Username:	Password:

Remember me

Forgot your username/password?

Print Email

Home>Articles

The High Cost of the Free Pass

By Bill James

March 30, 2020

The High Cost of the Free Pass

Before I get to the real work to be done today, I needed to spend a couple of paragraphs updating you about the amendments outlined before.

In terms of double plays, some of the numbers changed a little bit when I recalculated Estimated Runners on First Base, but not really; all of the teams which were best at turning the double play or worst at turning the double play are still evaluated essentially the same.

In terms of stolen base defense, more surprisingly, the 1920 Braves hold on to the #1 spot of all time, regardless of how the question is analyzed, despite the addition to the data set of the caught stealing numbers from 1900 to 1919. A few of the 1900-1919 teams are among the Top 10 or Top 20 in terms of turning the opposition’s running game into a weapon for the defense, but the top 6 or 8 are the same on both ends.

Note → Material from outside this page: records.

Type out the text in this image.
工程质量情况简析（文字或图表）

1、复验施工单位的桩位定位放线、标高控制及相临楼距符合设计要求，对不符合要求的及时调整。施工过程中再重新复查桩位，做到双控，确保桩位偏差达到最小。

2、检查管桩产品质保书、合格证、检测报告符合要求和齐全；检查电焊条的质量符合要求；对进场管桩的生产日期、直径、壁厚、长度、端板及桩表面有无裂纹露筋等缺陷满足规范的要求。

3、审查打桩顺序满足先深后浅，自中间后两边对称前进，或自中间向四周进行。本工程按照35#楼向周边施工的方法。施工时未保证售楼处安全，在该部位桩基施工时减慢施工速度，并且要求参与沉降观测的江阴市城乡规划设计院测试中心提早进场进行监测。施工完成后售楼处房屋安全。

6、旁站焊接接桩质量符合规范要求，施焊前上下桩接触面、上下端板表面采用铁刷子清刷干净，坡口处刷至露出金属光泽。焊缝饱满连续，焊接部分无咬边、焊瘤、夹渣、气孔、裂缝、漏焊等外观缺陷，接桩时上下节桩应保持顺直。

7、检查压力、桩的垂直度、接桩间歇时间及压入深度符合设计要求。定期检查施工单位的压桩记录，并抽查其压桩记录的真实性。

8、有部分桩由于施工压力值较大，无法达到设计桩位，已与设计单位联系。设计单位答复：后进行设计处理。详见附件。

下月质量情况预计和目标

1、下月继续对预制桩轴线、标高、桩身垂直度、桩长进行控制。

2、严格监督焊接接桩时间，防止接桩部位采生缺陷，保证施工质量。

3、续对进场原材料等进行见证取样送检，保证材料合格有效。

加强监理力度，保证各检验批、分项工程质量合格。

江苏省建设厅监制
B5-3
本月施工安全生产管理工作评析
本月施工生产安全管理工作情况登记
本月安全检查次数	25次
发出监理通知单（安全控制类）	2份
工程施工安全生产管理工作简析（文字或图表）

I have combined Wild Pitches, Passed Balls and Balks into one category called "One Base Mistakes". Now that I have done it I am not sure what the practical benefit of that is; it just makes the data look stable and useful, rather than flukish. The best team ever at avoiding One Base Mistakes was the Baltimore Orioles in the strike-shortened 1994 season (Mike Mussina, Ben McDonald, Jamie Moyer, catcher Chris Hoiles.) They had 18 Wild Pitches (the fewest in baseball), one balk (tied for the fewest in baseball, the average was 6) and 5 Passed Balls (tied for fewest in the American League, although one National League team had only 3.) They finished 63-49, in second place behind the Yankees at the time that the calendar stopped. The second-best team ever in terms of avoiding one-base mistakes was the 1977 Red Sox team that I wrote about before in this series—Tiant, Fergie Jenkins, Carlton Fisk, etc. The worst team ever was either the 1987-1988 Texas Rangers (in terms of the raw number of mistakes) or the 1936 Philadelphia A’s (if the raw number of mistakes is compared to period norms.) Combining them does normalize the data to an extent; the best teams (1994 Baltimore and 1977 Boston) are 2.6 standard deviations better than the norm, while the worst (1988 Texas and 1936 Philadelphia) are 4.8 standard deviations worse than the norm.

In terms of changing from a decade norm to a rolling-decade norm, I have not done that yet, although it is kind of looking like I might have to, but I haven’t done it yet.

OK, walks allowed. The 1932 Cincinnati Reds walked only 276 batters; the 1915 Philadelphia A’s walked 827. The theory of this research is that the Cincinnati Reds prevented a lot of runs by not walking people. The 276 walks is not a record low; the 1933 Reds walked only 257, but the issue here is how many batters they DIDN’T walk, that they might conceivably have walked if they had been Ryne Duren or Bobby Witt or somebody. Steve Dalkowski. The 1932 Cincinnati Reds faced 220 more batters than they did in 1933. How many of those batters they MIGHT have walked, had they been Steve Dalkowski, varies as to whether we assume that the wildest pitcher is 3 standard deviations below the norm, 4 standard deviations below the norm, or 5 standard deviations below the norm, but in any case, it is enough that we regard the 1932 team has having prevented more walks than the 1933 team. Or any other team, such as the 1918 New York Giants, who walked only 228, but that was a war-shortened season, or the 1904 Red Sox, who walked only 233, but the league norms were lower in 1904 than in 1932, lower in the Cy Young era than in the Carl Hubbell era.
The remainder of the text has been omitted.